Institution: Stanford University
EPA Project Officer: Boddie, Georgette
Project Period: January 1, 2001 through January 1, 2004
Project Amount: $102,000
RFA: STAR Graduate Fellowships (2001) RFA Text | Recipients Lists
Research Category: Fellowship - Geology , Academic Fellowships , Ecological Indicators/Assessment/Restoration
Dense nonaqueous phase liquids (DNAPLs) are a common class of industrial contaminants including a host of toxic halogenated compounds (trichloroethylene [TCE], tetrachloroethylene [PCE]). Although direct sampling methods for quantifying dissolved DNAPLs in groundwater are well established, the remote detection of free-phase DNAPL bodies is a challenging task for current geophysical techniques. Ground-penetrating radar (GPR) has been used successfully in the field to image the spatial evolution of PCE bodies in a sandy aquifer. However, dielectric constant is not a unique indicator of the presence of DNAPLs, making quantitative estimation of contaminant saturation using only GPR difficult.
The objective of this research project is to explore the feasibility of detecting and characterizing free-phase DNAPLs using a combination of GPR and seismic methods. The integration of radar data with borehole and surface seismic surveys may provide a way to resolve contaminant signature uniqueness.
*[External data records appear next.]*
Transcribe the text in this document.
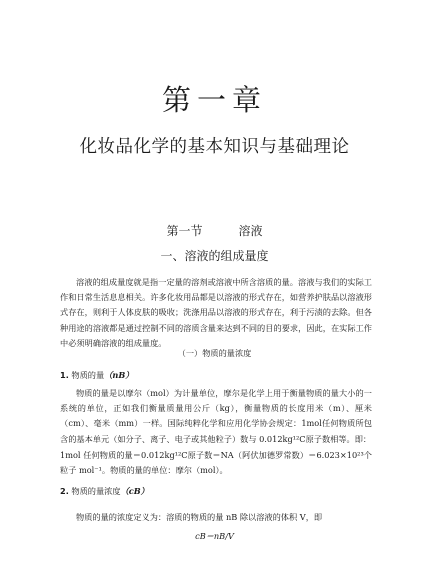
第一章
化妆品化学的基本知识与基础理论
第一节	溶液
一、溶液的组成量度

溶液的组成量度就是指一定量的溶剂或溶液中所含溶质的量。溶液与我们的实际工作和日常生活息息相关。许多化妆用品都是以溶液的形式存在，如营养护肤品以溶液形式存在，则利于人体皮肤的吸收；洗涤用品以溶液的形式存在，利于污渍的去除。但各种用途的溶液都是通过控制不同的溶质含量来达到不同的目的要求，因此，在实际工作中必须明确溶液的组成量度。

（一）物质的量浓度
1. 物质的量（nB）

物质的量是以摩尔（mol）为计量单位，摩尔是化学上用于衡量物质的量大小的一系统的单位，正如我们衡量质量用公斤（kg），衡量物质的长度用米（m）、厘米（cm）、毫米（mm）一样。国际纯粹化学和应用化学协会规定：1mol任何物质所包含的基本单元（如分子、离子、电子或其他粒子）数与 0.012kg¹²C原子数相等。即：

1mol 任何物质的量＝0.012kg¹²C原子数＝NA（阿伏加德罗常数）＝6.023×10²³个粒子 mol⁻¹。物质的量的单位：摩尔（mol）。

2. 物质的量浓度（cB）

物质的量的浓度定义为：溶质的物质的量 nB 除以溶液的体积 V，即

cB＝nB/V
The project consists of experimental and theoretical work on the dielectric/acoustic properties of DNAPL saturated sands, numerical studies including examination of predictive modeling and integrated seismic/radar tomography, and the analysis of field data collected at the former Department of Energy’s Pinellas site with the objective of successfully imaging a known region of DNAPL contamination. The Pinellas data set includes multiple crosswell seismic/radar transects with cone penetrometer testing (CPT) data and extensive core samples to constrain lithology.
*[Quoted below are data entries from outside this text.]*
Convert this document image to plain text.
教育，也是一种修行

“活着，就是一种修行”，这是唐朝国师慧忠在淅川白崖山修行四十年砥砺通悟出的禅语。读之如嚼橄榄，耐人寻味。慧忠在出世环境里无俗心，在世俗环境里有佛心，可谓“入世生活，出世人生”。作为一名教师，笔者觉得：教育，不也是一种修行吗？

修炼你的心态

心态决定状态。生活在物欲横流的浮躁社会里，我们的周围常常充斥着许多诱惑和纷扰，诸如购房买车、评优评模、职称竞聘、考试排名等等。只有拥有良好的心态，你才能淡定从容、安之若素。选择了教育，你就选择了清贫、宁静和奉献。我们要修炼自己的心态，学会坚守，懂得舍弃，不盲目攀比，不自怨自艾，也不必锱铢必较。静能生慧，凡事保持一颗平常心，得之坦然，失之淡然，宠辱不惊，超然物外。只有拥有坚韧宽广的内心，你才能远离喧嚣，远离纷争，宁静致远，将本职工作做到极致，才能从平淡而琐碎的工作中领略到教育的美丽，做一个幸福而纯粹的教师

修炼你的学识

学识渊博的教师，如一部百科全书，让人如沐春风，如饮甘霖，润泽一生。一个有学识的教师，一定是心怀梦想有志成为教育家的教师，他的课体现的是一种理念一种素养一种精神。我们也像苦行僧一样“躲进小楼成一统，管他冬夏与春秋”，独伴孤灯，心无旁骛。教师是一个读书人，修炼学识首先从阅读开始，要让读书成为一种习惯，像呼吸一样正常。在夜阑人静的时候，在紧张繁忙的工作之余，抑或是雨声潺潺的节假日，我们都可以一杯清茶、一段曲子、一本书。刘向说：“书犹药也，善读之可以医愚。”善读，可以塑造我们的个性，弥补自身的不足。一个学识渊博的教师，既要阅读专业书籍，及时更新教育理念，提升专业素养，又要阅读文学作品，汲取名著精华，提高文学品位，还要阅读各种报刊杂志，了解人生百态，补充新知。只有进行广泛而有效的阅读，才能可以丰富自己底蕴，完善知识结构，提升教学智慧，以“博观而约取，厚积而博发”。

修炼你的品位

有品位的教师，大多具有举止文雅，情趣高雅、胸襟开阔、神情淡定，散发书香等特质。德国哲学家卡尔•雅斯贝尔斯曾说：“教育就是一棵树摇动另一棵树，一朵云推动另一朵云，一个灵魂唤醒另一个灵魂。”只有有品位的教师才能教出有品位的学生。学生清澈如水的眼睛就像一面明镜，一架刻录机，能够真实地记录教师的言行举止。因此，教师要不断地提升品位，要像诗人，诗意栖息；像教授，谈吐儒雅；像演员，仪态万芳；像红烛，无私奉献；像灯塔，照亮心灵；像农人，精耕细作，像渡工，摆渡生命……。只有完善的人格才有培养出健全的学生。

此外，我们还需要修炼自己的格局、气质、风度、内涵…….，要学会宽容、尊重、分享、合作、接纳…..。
I have performed laboratory experiments to confirm and quantify the dielectric and acoustic signatures of DNAPLs in unconsolidated sediments. Two synthetic sands and four natural aquifer samples from Pinellas were used to test existing constituitive relationships. TCE was used as the saturating fluid. Preliminary experimental results suggest that the joint seismic/dielectric signature of TCE can be described by a combination of Gassman fluid substitution (for seismic properties) and a three-phase complex refractive index method relationship (for radar properties). Continuing research will focus on integrating the results from the core-scale measurements with the site-wide crosswell tomography and logging datasets collected previously.